All told, Musk raised $7.1 billion of the $44 billion purchase price from 19 prestigious partners. He also borrowed $13 billion from a group of banks including Morgan Stanley and Mitsubishi, so the transaction's total equity portion reached over $30 billion, with Musk himself supplying at least $24 billion. Hence, the partners own a bit less than one-quarter of the enterprise. Seventeen players furnished cash, while two, Fidelity and Kingdom Holding, controlled by Prince Al Waleed bin Talal of Saudi Arabia, rolled their pre-Musk shares into stakes in the newly private enterprise.
Twitter’s now a private enterprise, so its financials are no longer available for review. And sure, investors and outsiders alike have had a pretty good idea for a while now that things maybe aren’t going great at Elon’s new project. But now we’re getting an idea of just how not great they really are, via filings from Fidelity’s Contrafund. Though the fund holds just a tiny sliver of Twitter shares, it’s an open-ended vehicle where investors can buy and sell shares, so it must provide a market value for each of its stocks every month. And the numbers are nothing short of awful:
In November, the Contrafund wrote down its Twitter shares by 56%, to $23.5 million. In March came another 7.5% hit to $19.5 million. And on May 28, the Contrafund disclosed that through late April, it had subtracted an additional 3.5% from its starting, full valuation, whittling the estimated worth of Twitter on its books to $17.65 million, for a total, seven-month takedown of 67%. Hence, Fidelity's now marking Twitter at one-third of the $44 billion purchase price, or $14.5 billion. That's half of its market cap when Musk disclosed last April that he'd started buying shares.

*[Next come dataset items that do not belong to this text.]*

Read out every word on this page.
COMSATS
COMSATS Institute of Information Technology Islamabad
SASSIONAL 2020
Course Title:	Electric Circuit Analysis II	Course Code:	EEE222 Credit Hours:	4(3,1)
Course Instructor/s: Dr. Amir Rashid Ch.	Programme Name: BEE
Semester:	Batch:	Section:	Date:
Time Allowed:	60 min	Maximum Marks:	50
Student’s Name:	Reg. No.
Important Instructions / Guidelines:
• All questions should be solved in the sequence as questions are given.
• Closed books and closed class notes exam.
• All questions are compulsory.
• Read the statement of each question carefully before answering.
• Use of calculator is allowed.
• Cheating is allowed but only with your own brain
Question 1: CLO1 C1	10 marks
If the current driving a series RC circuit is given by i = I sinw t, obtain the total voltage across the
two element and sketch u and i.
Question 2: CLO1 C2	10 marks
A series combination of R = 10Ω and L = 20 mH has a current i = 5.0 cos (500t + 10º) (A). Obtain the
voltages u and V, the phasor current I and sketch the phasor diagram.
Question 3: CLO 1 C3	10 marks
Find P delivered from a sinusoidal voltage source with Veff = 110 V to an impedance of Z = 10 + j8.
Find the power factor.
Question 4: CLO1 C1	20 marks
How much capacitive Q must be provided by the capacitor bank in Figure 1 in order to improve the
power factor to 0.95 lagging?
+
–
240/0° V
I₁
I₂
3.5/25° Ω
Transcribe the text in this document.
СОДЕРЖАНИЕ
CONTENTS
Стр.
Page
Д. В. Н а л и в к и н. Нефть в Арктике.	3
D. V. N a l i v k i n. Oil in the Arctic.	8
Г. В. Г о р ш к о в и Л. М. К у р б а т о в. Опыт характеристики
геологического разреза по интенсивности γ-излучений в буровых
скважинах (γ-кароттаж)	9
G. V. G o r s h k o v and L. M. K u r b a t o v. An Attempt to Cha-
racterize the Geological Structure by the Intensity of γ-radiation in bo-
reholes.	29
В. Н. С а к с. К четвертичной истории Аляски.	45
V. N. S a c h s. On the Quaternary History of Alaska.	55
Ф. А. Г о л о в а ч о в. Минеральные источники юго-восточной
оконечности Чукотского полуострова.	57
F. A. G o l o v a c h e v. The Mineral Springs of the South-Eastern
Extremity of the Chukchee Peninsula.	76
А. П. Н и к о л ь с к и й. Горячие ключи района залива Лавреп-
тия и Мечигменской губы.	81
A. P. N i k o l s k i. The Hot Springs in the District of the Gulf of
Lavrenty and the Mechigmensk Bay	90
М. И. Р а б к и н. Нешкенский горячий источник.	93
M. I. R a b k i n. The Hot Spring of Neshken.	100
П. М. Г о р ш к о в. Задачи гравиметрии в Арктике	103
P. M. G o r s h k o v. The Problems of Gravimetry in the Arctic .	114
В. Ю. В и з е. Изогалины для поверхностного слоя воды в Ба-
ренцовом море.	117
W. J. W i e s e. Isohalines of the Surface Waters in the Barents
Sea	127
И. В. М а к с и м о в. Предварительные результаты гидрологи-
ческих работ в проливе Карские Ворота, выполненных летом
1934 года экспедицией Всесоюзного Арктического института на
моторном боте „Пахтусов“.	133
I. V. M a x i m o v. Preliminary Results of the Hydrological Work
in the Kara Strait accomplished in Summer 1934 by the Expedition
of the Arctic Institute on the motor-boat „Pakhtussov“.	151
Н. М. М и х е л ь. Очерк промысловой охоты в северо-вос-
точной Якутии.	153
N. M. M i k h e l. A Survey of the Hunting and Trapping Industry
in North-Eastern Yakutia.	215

We can apply the same math to the 19 equity partners' original, $7.1 billion investment. By Fidelity's measure, it's now worth one-third of that total, or $2.34 billion, meaning that as of now, the group has suffered an almost $5 billion loss.
You can read the full story here to see what that means individually for Larry Ellison, Sequoia, Andreessen Horowitz Capital Fund, and the other investors. But suffice it to say, at least given how this deal has fared so far, being a friend of Elon’s did not come with benefits.